Alphabet’s robots to boost agriculture with big data

15 October 2020

The ‘plant buggy’. Source: Mineral

  • Alphabet’s latest ‘moonshot’ project uses robotics and big data analytics to target food sustainability in a bid to fight global hunger and food shortages
  • By having granular data at hand instead of blanket one-size-fits-all solutions, Mineral will look to tailor treatments to specific areas of fields, as well as specific individual plants

Alphabet, better known as Google’s parent company, is joining the effort to bring sustainable agriculture to the masses following its latest project’s unveiling involving robots, crops, and big data.

The X Labs project dubbed “Mineral” is said to embrace “nature’s diversity to nourish generations to come,” and is the newest name for the company’s “Computational Agriculture Project.” The end goal is to collect huge amounts of data on how crops grow, to ultimately inform new methods of agriculture in the face of global food shortages.

Sustainable big data solutions

Agriculture has increasingly become a contentious issue, with experts predicting global hunger problems to persist as the Earth’s population expands over the next decade. It is hoped that by implementing state-of-the-art technology, some of the dilemmas facing traditional farming could be resolved in the years ahead.

“To feed the planet’s growing population, global agriculture will need to produce more food in the next 50 years than in the previous 10,000 – at a time when climate change is making our crops less productive,” says Mineral’s website.

Similar to the way Google began indexing and organizing the world wide web, the team at Alphabet X are now imagining the possibilities of measuring the data of every plant in a field. And to do this, it’s using a newly-developed robot buggy.

The vehicle is fitted out with solar panels and packed with cameras, sensors, and software. It also comes in various shapes and sizes so it can be used on multiple types of crops, including stalks of corn and bushy soybean plants. The buggy can then collect data on plant height, leaf area, and fruit size before combining the information together with soil, weather, and other data, and plugging it into a machine-learning system to try to spot patterns and insights useful to farmers.

As with many things, the key to building something better is through data, and to date, farmers may have information on weather and soil, but the introduction of the robotic veicle will see how plants actually grow and respond to their environment.

“These new streams of data are either overwhelming or don’t measure up to the complexity of agriculture, so they defer back to things like tradition, instinct or habit,” said Mineral Project Lead, Elliot Grant.

The plant buggies in action. Source: Mineral

Despite achieving necessary yields, many approaches to agriculture now aren’t considered sustainable; the fertility of soil is progressively depleted by pumping it full of chemicals year after year, while also making food less nutrient-rich. This cycle helps to grow the most food, but the quality of that food is becoming progressively worse.

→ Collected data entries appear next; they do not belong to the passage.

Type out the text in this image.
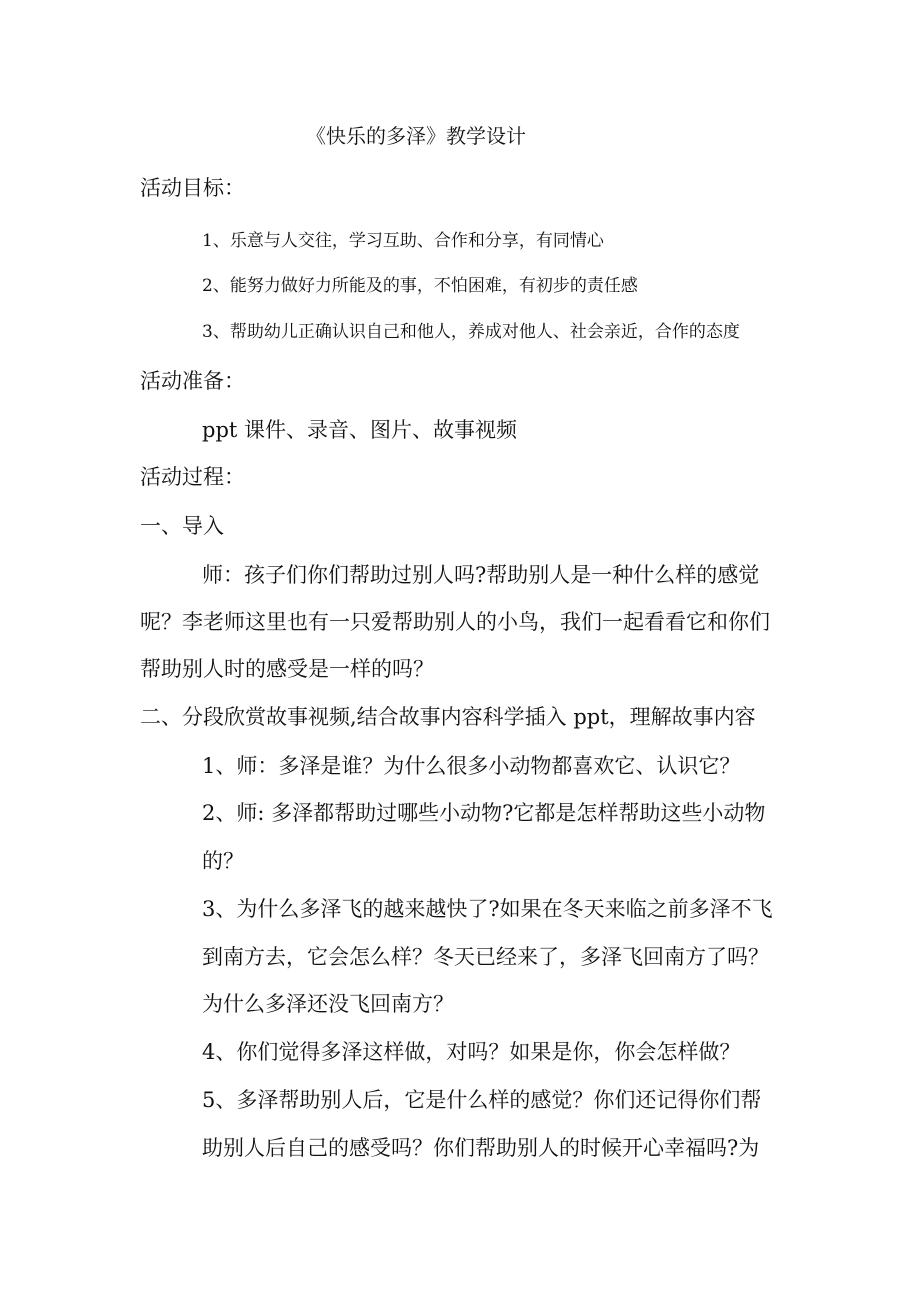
《快乐的多泽》教学设计
活动目标：
1、乐意与人交往，学习互助、合作和分享，有同情心
2、能努力做好力所能及的事，不怕困难，有初步的责任感
3、帮助幼儿正确认识自己和他人，养成对他人、社会亲近，合作的态度
活动准备：
ppt 课件、录音、图片、故事视频
活动过程：
一、导入
师：孩子们你们帮助过别人吗?帮助别人是一种什么样的感觉
呢？李老师这里也有一只爱帮助别人的小鸟，我们一起看看它和你们
帮助别人时的感受是一样的吗？
二、分段欣赏故事视频,结合故事内容科学插入 ppt，理解故事内容
1、师：多泽是谁？为什么很多小动物都喜欢它、认识它？
2、师: 多泽都帮助过哪些小动物?它都是怎样帮助这些小动物
的？
3、为什么多泽飞的越来越快了?如果在冬天来临之前多泽不飞
到南方去，它会怎么样？冬天已经来了，多泽飞回南方了吗？
为什么多泽还没飞回南方？
4、你们觉得多泽这样做，对吗？如果是你，你会怎样做？
5、多泽帮助别人后，它是什么样的感觉？你们还记得你们帮
助别人后自己的感受吗？你们帮助别人的时候开心幸福吗?为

By having that granular data at hand, Mineral will look to tailor treatments to specific areas of land, as well as specific individual plants.

Growing efforts

The idea of using technologies like AI and big data analytics to optimize crop and plant growth has not been exclusive to Mineral in humanity’s fight against hunger. Several startups have used a variety of approaches to further enhance the effects of data-driven farming.

Five-year-old, New York startup Bowery Farming, has built vast indoor farms where every aspect of the growing conditions, from temperature and humidity to the amount and type of light, can be controlled. To monitor the crops in real-time and enable live changes in growing conditions, the farms are kitted out with sensors and AI-backed cameras.

Bowery has currently built three large farms and focuses on producing leafy greens and fresh herbs for the likes of Whole Foods and Stop & Shop. Each farm serves its local area while ensuring produce is fresh and the environmental impact of shipping is minimized.

Their machine-learning system is expected to continue gathering reams of data as the company expands to draw on for controlling crops and improving yields.

“As we’re learning and improving and iterating, our farming operation continues to improve,” said CEO Irving Fain before adding, “The AI and software are critical components as the network itself gets smarter and smarter.”

Worries of big data security are rife, however, as implications revolving around the ability to having your farm hijacked, and the question of ownership of that data remains.